Nesta sexta-feira, quando ela tomar seu lugar de costume fora do parlamento sueco, ela terá a companhia de colegas e alunos de outras escolas. "Vai ser muito, muito grande internacionalmente, com centenas de milhares de crianças indo para a greve da escola para dizer que não vamos aceitar mais isso", diz ela. “Acho que estamos apenas vendo o começo. Eu acho que a mudança está no horizonte e as pessoas vão defender seu futuro ”.
E então o ativista volta a ser um adolescente. “Estou ansiosa por isso e para ver todas as fotos no dia seguinte. Vai ser divertido."

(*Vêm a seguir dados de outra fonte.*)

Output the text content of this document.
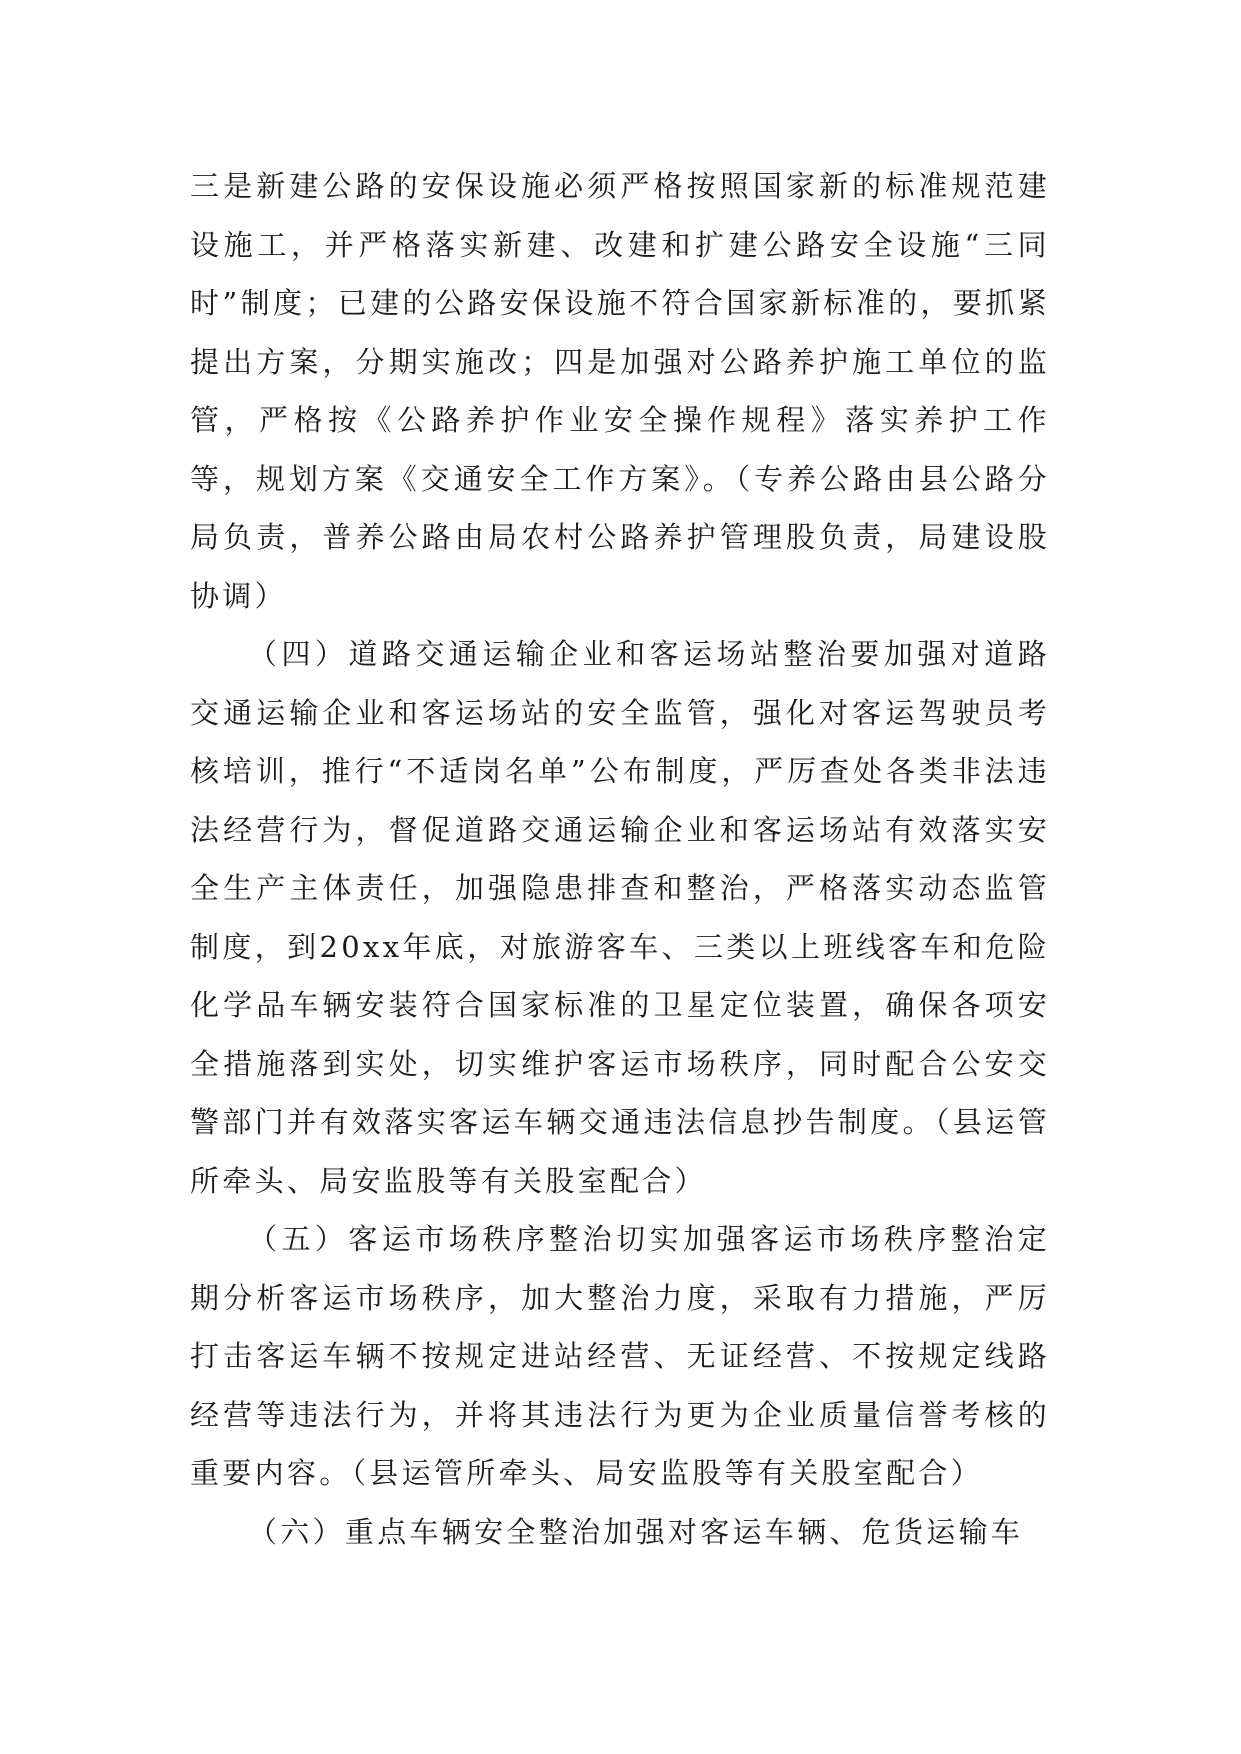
三是新建公路的安保设施必须严格按照国家新的标准规范建设施工，并严格落实新建、改建和扩建公路安全设施“三同时”制度；已建的公路安保设施不符合国家新标准的，要抓紧提出方案，分期实施改；四是加强对公路养护施工单位的监管，严格按《公路养护作业安全操作规程》落实养护工作等，规划方案《交通安全工作方案》。（专养公路由县公路分局负责，普养公路由局农村公路养护管理股负责，局建设股协调）

（四）道路交通运输企业和客运场站整治要加强对道路交通运输企业和客运场站的安全监管，强化对客运驾驶员考核培训，推行“不适岗名单”公布制度，严厉查处各类非法违法经营行为，督促道路交通运输企业和客运场站有效落实安全生产主体责任，加强隐患排查和整治，严格落实动态监管制度，到20xx年底，对旅游客车、三类以上班线客车和危险化学品车辆安装符合国家标准的卫星定位装置，确保各项安全措施落到实处，切实维护客运市场秩序，同时配合公安交警部门并有效落实客运车辆交通违法信息抄告制度。（县运管所牵头、局安监股等有关股室配合）

（五）客运市场秩序整治切实加强客运市场秩序整治定期分析客运市场秩序，加大整治力度，采取有力措施，严厉打击客运车辆不按规定进站经营、无证经营、不按规定线路经营等违法行为，并将其违法行为更为企业质量信誉考核的重要内容。（县运管所牵头、局安监股等有关股室配合）

（六）重点车辆安全整治加强对客运车辆、危货运输车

 Este artigo foi emendado em 11 de março de 2019 para revisar uma explicação do mutismo. Uma versão anterior da peça dizia: “Pessoas com mutismo seletivo tipicamente não sofrem com a incapacidade de falar; em vez disso, eles escolhem não se engajar em conversas que não consideram válidas ”. Essa não é a definição aceita. O Serviço Nacional de Saúde, por exemplo, observa : “Mutismo seletivo é um grave distúrbio de ansiedade em que uma pessoa é incapaz de falar em certas situações sociais, como com colegas na escola ou com parentes que não vêem com muita frequência. adultos com mutismo seletivo não se recusam ou preferem não falar, eles são literalmente incapazes de falar.